Feasibility Trial of Spreading Depolarization Monitoring to Guide Management of Severe Traumatic Brain Injury: Initial Results
Jed Hartings1, Laura Ngwenya1, Jennifer Goldthwait1, Danielle Sandsmark2, Edilberto Amorim3, Britta Lindquist3, Anthony DiGiorgio4, Jens Dreier5, Brandon Foreman1
1University of Cincinnati, 2University of Pennsylvania, 3UCSF Neurology, 4University of California San Francisco, 5Charite University Medicine
Objective:
To determine the feasibility of real-time monitoring of spreading depolarizations (SD) to guide management of severe traumatic brain injury (TBI).
Background:
SDs are waves of mass depolarization that propagate slowly through cerebral gray matter in response to injury and are a known causal mechanism of lesion development. Clinical studies have shown that SDs occur with high incidence in TBI and are associated with worse outcomes, but real-time diagnosis of SDs to guide intensive care management has not been tested.
Design/Methods:
We are conducting a prospective interventional study of patients who undergo electrocorticography (ECoG) as standard care for surgically treated TBI. Patients with SDs are randomized 1:1 to (A) standard care with blinding to further SDs or (B) a three-tiered intervention protocol aimed at SD prevention and suppression. Tier1 includes targets for physiological variables while Tiers2-3 add ketamine infusion at 1 and 2-4 mg/kg/hr.
Results:
Since January 2023, 48 patients were enrolled at 3 sites and 26 (54%) with SDs were randomized.

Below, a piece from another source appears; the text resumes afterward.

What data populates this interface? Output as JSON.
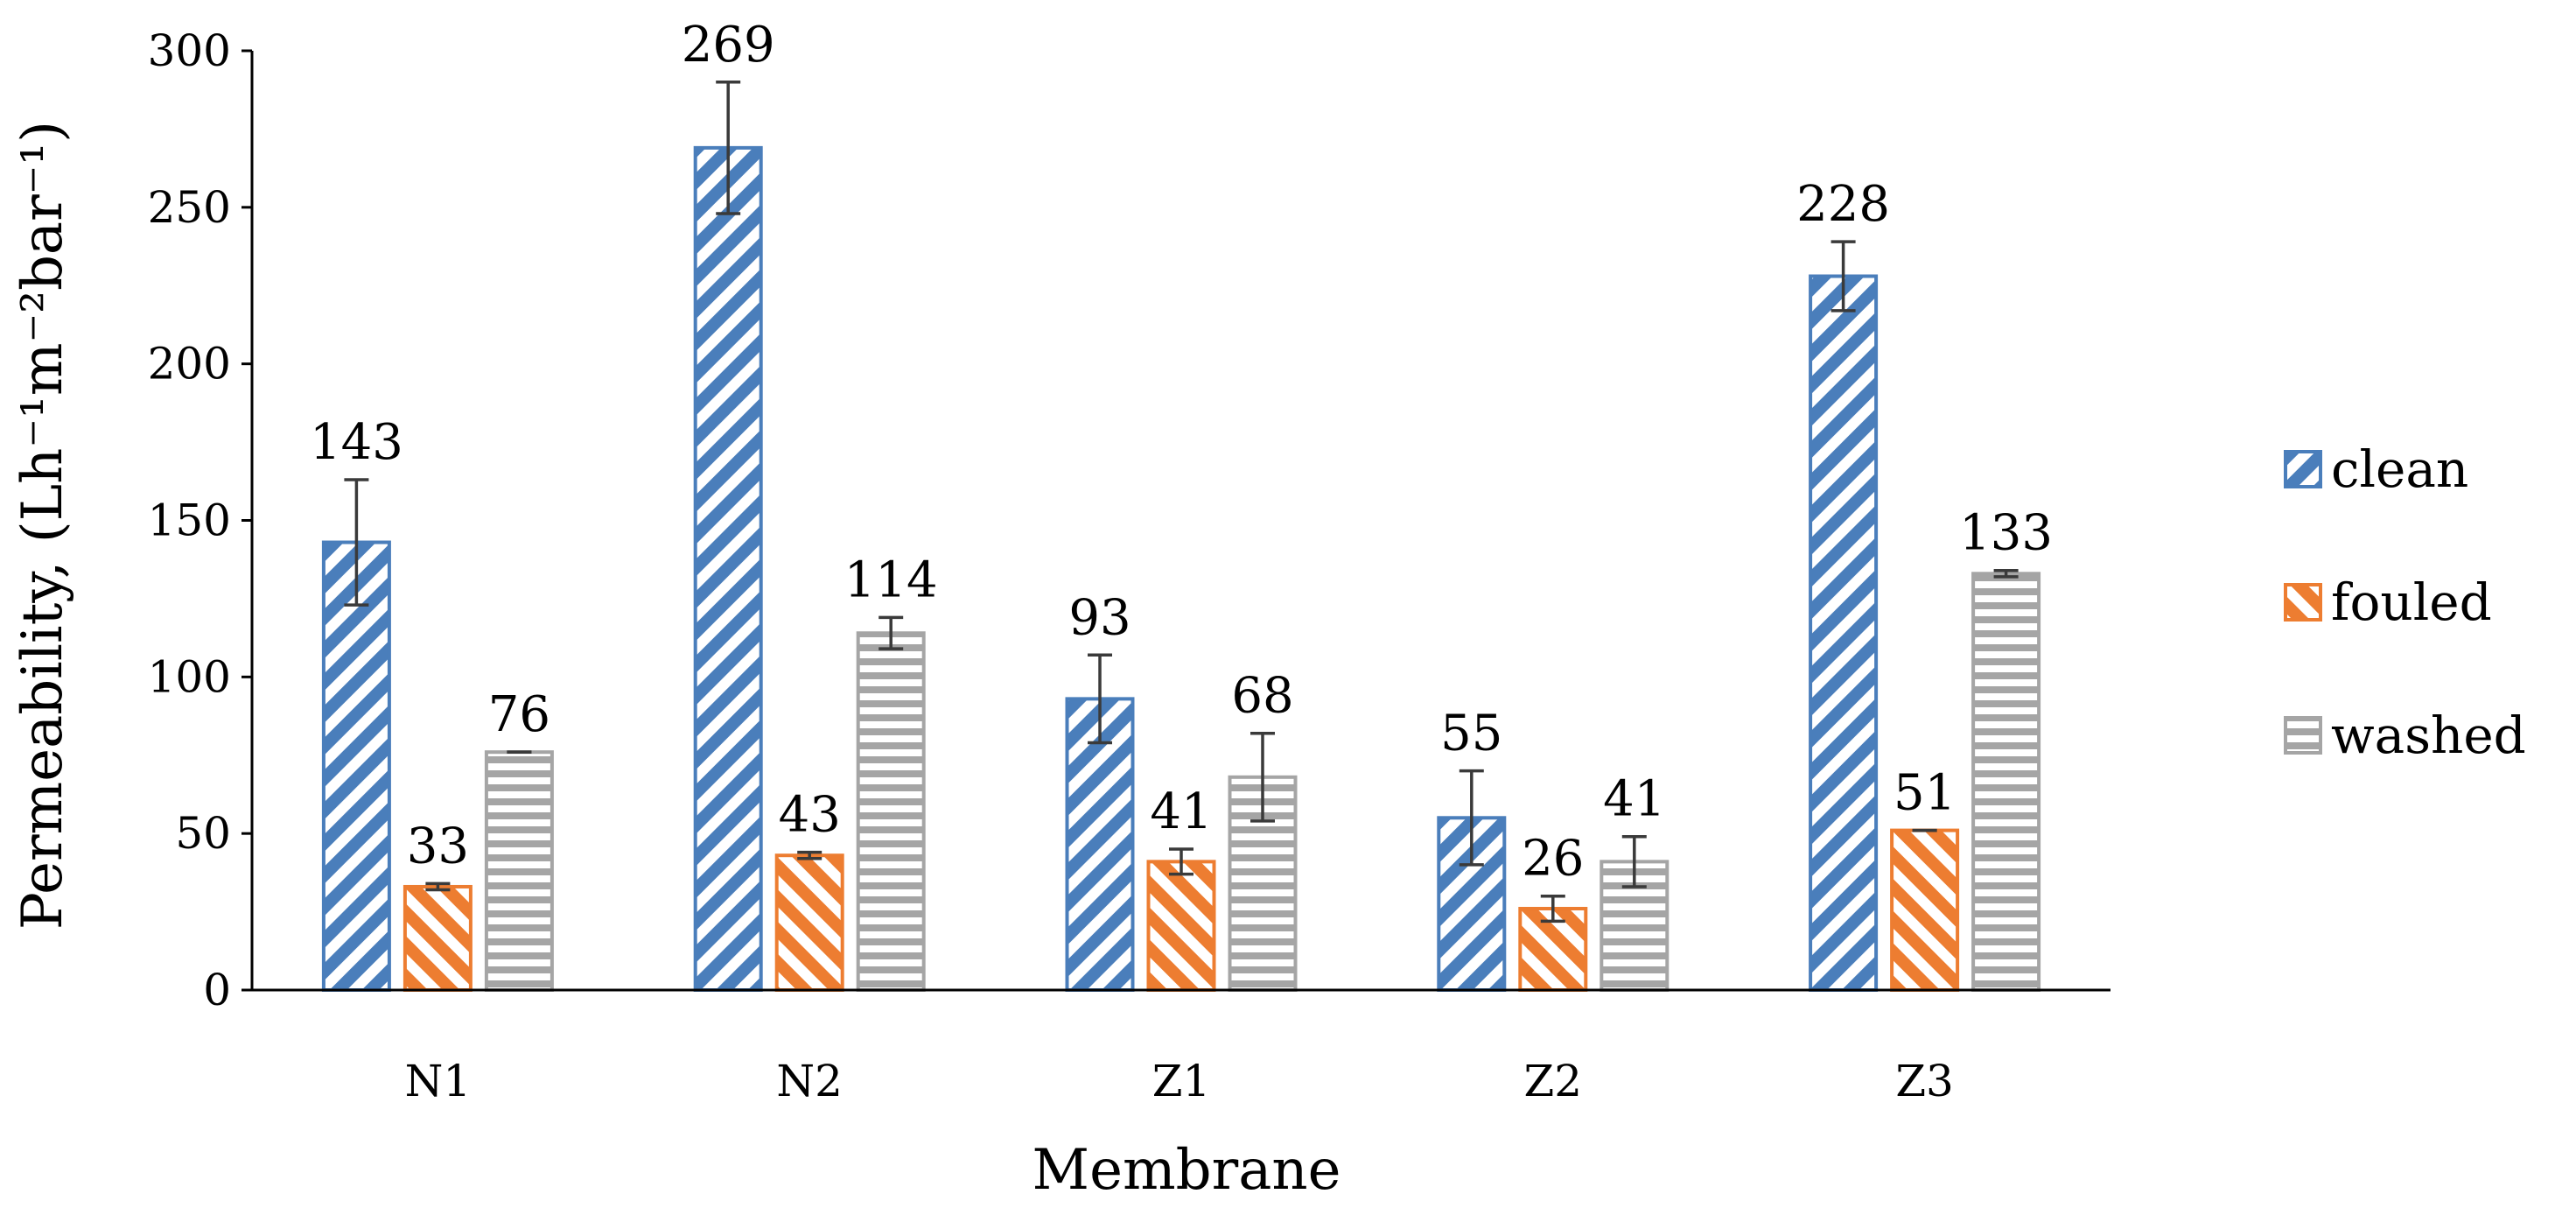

Prior to randomization, the rate of SDs was 6.4 SDs/day in the control group (n=12) and 7.5 SDs/day in the treatment group (n=13). After randomization, the control group had 10.2 SDs/day over 4.0 days (median) of ECoG, while the treatment group had 4.7 SDs/day over 5.6 days. Nearly all patients (12/13) in the treatment group were escalated to Tier2, and 8/13 were escalated to Tier3 due to continuing SDs. Median SD rates for Tiers 1-3 were 5.6, 2.8, and 3.0 SD/day, respectively. Individual cases evidenced a strong efficacy of ketamine to block SDs in Tiers 2-3, though some patients were more refractory.
Conclusions:
Results to date suggest that a conservative, tiered treatment protocol can reduce SD incidence during intensive care by 54% (10.2 to 4.7 SD/day). The study aims to randomize 42 total patients, and outcomes are being collected.